Colorado Gov. John Hickenlooper met with Attorney General Jeff Sessions, with the governor coming away with the sense that a federal crackdown on state-approved legal cannabis programs is not on the horizon, the Denver Post reports. According to Hickenlooper’s Chief of Staff Doug Friednash, Sessions is more focused on other priorities, such as the proposed border wall, than he is with legal cannabis markets.
Friednash indicated that Sessions viewed the 2014 Cole memo – which directs the Department of Justice to not interfere in state-sanctioned cannabis programs – as “not too far from good policy.”
Hickenlooper argued that a federal sweep on legal cannabis regimes would just lead states back into gray and medical markets and that there plenty of doctors willing to write medical cannabis recommendations. He expressed to the attorney general that since legalization there has been no rise in teenage cannabis use in the state and that emergency room visits have steadily decreased as officials have enacted laws to better regulate edibles. He also pointed out that lawmakers have worked toward tightening individual cultivation rules during this legislative session.

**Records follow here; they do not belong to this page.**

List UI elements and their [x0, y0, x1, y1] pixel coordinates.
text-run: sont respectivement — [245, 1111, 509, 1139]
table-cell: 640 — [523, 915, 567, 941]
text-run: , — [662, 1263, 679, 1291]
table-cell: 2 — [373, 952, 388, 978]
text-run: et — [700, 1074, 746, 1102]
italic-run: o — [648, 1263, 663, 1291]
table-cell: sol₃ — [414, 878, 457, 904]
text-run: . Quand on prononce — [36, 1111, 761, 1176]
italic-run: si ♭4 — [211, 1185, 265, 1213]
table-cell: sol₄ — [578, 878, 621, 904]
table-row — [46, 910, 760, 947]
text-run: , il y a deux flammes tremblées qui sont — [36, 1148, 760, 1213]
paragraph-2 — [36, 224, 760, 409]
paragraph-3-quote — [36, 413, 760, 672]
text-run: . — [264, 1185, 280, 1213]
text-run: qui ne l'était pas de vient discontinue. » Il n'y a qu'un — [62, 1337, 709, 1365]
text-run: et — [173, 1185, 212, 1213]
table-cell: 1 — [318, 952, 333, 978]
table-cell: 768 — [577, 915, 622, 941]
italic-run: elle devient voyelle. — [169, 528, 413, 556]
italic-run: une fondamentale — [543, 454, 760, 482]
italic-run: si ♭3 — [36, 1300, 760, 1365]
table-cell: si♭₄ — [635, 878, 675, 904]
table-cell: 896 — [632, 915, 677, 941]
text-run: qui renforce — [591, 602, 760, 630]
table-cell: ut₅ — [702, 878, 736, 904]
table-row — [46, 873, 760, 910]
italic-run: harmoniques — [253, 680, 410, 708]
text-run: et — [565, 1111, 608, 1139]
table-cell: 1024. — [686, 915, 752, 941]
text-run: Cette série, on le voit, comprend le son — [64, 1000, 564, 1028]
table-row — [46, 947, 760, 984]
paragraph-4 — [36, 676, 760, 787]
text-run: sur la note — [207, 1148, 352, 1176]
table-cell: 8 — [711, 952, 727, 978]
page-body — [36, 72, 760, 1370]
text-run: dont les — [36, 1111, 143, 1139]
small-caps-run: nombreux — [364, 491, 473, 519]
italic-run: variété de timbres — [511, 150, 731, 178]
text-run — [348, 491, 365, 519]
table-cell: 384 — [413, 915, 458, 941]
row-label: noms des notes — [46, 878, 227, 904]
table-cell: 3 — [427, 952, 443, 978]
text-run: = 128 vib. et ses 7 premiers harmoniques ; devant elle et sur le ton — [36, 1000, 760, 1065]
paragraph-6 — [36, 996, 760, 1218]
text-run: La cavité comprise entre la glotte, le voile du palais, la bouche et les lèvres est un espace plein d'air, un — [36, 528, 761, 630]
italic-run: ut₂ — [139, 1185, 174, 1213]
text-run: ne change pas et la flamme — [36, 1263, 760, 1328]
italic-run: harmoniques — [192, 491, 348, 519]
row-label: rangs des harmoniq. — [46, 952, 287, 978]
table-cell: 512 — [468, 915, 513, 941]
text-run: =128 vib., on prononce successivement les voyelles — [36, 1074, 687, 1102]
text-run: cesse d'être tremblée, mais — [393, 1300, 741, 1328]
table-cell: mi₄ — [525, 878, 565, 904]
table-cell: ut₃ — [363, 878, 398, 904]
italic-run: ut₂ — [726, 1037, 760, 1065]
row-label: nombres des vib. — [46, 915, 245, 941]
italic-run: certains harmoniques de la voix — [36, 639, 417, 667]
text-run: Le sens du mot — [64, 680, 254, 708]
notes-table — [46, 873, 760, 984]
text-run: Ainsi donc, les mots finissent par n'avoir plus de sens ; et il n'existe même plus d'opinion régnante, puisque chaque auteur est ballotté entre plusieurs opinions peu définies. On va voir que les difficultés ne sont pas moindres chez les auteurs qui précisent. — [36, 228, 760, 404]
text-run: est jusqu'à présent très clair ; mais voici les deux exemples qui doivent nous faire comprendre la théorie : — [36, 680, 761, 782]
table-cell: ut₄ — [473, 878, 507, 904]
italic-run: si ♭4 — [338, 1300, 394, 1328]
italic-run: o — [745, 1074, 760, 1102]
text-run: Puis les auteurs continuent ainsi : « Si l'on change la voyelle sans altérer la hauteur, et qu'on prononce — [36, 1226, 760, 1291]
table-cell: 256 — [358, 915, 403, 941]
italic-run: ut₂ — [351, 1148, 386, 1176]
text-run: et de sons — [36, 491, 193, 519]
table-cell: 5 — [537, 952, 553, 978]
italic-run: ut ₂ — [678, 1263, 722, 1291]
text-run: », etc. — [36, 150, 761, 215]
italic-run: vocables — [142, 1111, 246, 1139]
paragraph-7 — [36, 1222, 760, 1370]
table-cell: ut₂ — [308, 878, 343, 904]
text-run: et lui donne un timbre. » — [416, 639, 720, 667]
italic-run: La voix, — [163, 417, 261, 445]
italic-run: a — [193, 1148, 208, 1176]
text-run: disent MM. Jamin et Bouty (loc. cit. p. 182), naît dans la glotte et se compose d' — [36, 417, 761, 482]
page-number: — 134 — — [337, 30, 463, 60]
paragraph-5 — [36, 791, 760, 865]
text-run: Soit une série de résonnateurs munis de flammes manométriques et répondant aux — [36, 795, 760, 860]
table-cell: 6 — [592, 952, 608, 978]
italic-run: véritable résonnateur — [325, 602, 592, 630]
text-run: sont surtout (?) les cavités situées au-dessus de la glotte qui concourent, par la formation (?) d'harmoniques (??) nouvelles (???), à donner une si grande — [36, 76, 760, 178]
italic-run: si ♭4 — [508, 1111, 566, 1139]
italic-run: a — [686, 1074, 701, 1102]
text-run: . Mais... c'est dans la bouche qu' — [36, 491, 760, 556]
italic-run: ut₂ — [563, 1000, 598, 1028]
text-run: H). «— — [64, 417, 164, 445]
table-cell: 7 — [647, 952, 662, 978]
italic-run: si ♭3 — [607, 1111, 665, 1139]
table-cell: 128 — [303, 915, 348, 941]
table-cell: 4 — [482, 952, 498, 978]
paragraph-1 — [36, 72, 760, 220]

“You would just be trading one problem for another,” Friednash said in the report.
Earlier this month, Colorado lawmakers backed off a plan to legalize cannabis clubs after Hickenlooper indicated he did not support the plan due to fears that it could attract federal intervention.
Although Hickenlooper came away from his meeting with Sessions with no concrete assurances that the administration would maintain the status quo, it’s a promising sign amid questions brought about by the approval of Sessions as Attorney General and appointment of Tom Marino as head of the Office of National Drug Policy Control.